Besides music, my MP3 player also contains a number of audio books. The friend who put all that stuff onto the player probably knew very well that I’ve never cared about the more spiritual writings of Tibet’s supreme monk – I was only interested in his role as Tibet’s spiritual leader, and the cultural vacuum which he unavoidably seems to fill.
I’ve listened to this audio book – probably The Art of Happiness – on my way to and from work recently. I have no plans to do the meditation exercises – I think I’m quite a happy man anyway -, but it is interesting to hear what the Dalai Lama himself says about Buddhism and about his own role in life as he sees it.
In a way, he states a lot of things most people I know would agree with. The only thing that looks strange to me so far is his idea that anger would be meaningless or fruitless. Personally, I think that anger can be very useful for self-motivation, and besides, anger seems to be simply natural in certain situations. What would life be without anger?

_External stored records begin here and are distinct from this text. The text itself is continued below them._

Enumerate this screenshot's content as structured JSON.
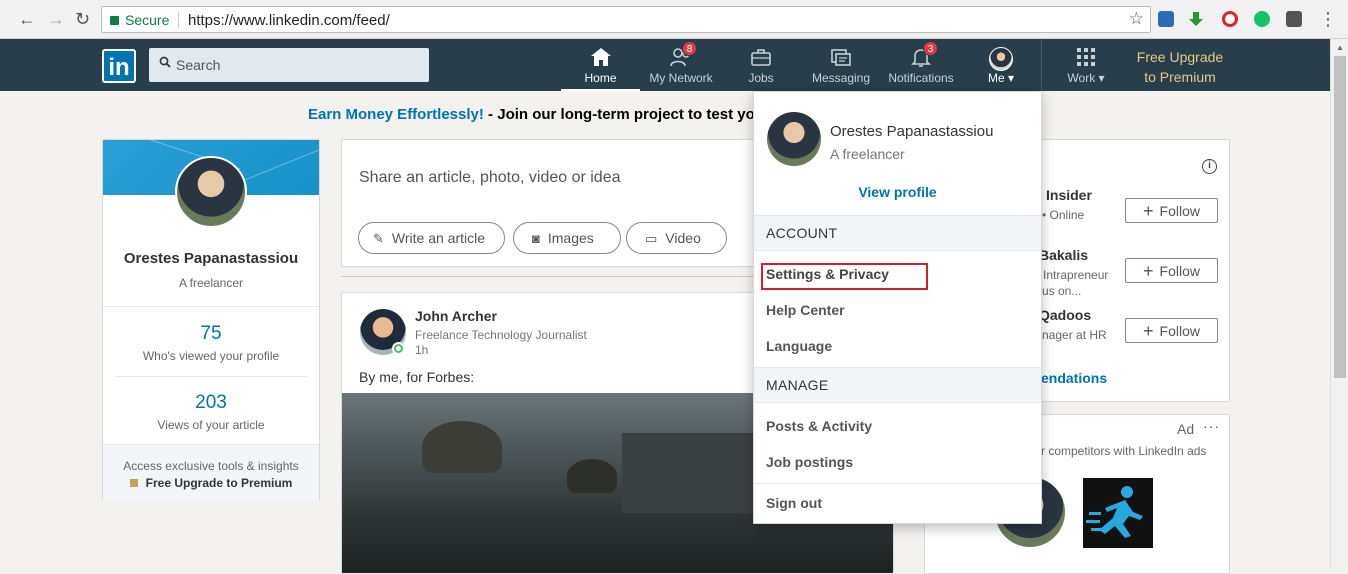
{
  "browser": {
    "secure_label": "Secure",
    "url": "https://www.linkedin.com/feed/",
    "back_icon": "←",
    "forward_icon": "→",
    "reload_icon": "↻",
    "star_icon": "☆",
    "menu_icon": "⋮"
  },
  "navbar": {
    "logo_text": "in",
    "search_placeholder": "Search",
    "items": [
      {
        "label": "Home",
        "icon": "home-icon",
        "glyph": "⌂"
      },
      {
        "label": "My Network",
        "icon": "network-icon",
        "glyph": "⚇",
        "badge": "8"
      },
      {
        "label": "Jobs",
        "icon": "briefcase-icon",
        "glyph": "▣"
      },
      {
        "label": "Messaging",
        "icon": "messaging-icon",
        "glyph": "▤"
      },
      {
        "label": "Notifications",
        "icon": "bell-icon",
        "glyph": "△",
        "badge": "3"
      },
      {
        "label": "Me ▾",
        "icon": "avatar"
      },
      {
        "label": "Work ▾",
        "icon": "grid-icon",
        "glyph": "⁙"
      }
    ],
    "premium_line1": "Free Upgrade",
    "premium_line2": "to Premium"
  },
  "banner": {
    "lead": "Earn Money Effortlessly!",
    "rest": " - Join our long-term project to test yo"
  },
  "profile_card": {
    "name": "Orestes Papanastassiou",
    "headline": "A freelancer",
    "stat1_value": "75",
    "stat1_label": "Who's viewed your profile",
    "stat2_value": "203",
    "stat2_label": "Views of your article",
    "footer_line1": "Access exclusive tools & insights",
    "footer_line2": "Free Upgrade to Premium"
  },
  "share_box": {
    "prompt": "Share an article, photo, video or idea",
    "write_label": "Write an article",
    "images_label": "Images",
    "video_label": "Video",
    "write_glyph": "✎",
    "images_glyph": "◙",
    "video_glyph": "▭"
  },
  "post": {
    "author": "John Archer",
    "headline": "Freelance Technology Journalist",
    "time": "1h",
    "text": "By me, for Forbes:"
  },
  "right_rail": {
    "title_partial": "d",
    "info_glyph": "i",
    "people": [
      {
        "name": "Insider",
        "sub": "• Online"
      },
      {
        "name": "Bakalis",
        "sub": "Intrapreneur",
        "sub2": "us on..."
      },
      {
        "name": "Qadoos",
        "sub": "nager at HR"
      }
    ],
    "follow_label": "Follow",
    "recs_partial": "endations"
  },
  "ad_card": {
    "ad_label": "Ad",
    "dots": "···",
    "text_partial": "r competitors with LinkedIn ads"
  },
  "me_menu": {
    "name": "Orestes Papanastassiou",
    "headline": "A freelancer",
    "view_profile": "View profile",
    "account_header": "ACCOUNT",
    "account_items": [
      "Settings & Privacy",
      "Help Center",
      "Language"
    ],
    "manage_header": "MANAGE",
    "manage_items": [
      "Posts & Activity",
      "Job postings"
    ],
    "sign_out": "Sign out"
  },
  "colors": {
    "nav_bg": "#283e4a",
    "brand_blue": "#0073b1",
    "premium_gold": "#e6c788",
    "highlight_red": "#d0202e",
    "badge_red": "#e0394a"
  }
}
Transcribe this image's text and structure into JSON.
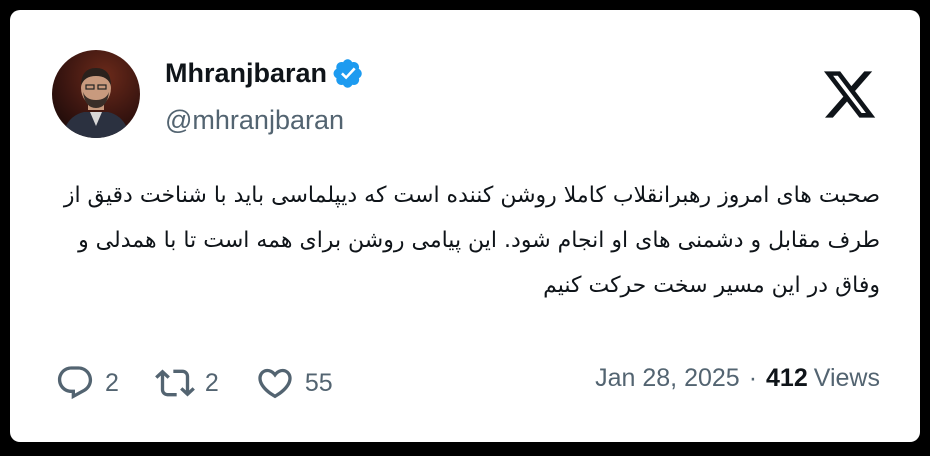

That said, I also feel that anger shouldn’t always be expressed, and not all kinds of personal anger should turn on people (neither on myself nor on others). But a life without anger would look sort of poor to me, just as a life full of unsatiable desires would probably feel very poor.
What the Dalai Lama wrote sounds simple. While the words themselves are simple, I imagine that the exercises he describes would take a lot of systematic effort. Some of them, those about thought, sound familiar to me. I’m used to being focused – on myself, on others, on topics. On feelings, too.
I don’t know if those among Chinese people who consider the Dalai Lama a dangerous or malicious man would take a different view if they could listen to him, and if they could do so without too much habitual anger. But I guess that listening would actually make a difference. The patterns of the Dalai Lama talks look similar to Chinese ways of talk. The main difference between his thoughts and the thoughts of most Chinese people I know is that the Dalai Lama takes so much interest in previous and future lives – reincarnation and all that – and that he not only feels about things, but talks about feelings. A majority of Chinese would arguably not rule out reincarnation – but you don’t hear much talk about such matters among Chinese people, not even during moments where no topic seems to be off-limit.
But it slowly seems to dawn on me why the Chinese authorities try to paint a dehumanizing picture of the Dalai Lama. Tibet may be at the center of their concerns, but beyond that, the Dalai Lama may have too much to say – on matters that concern China itself, too.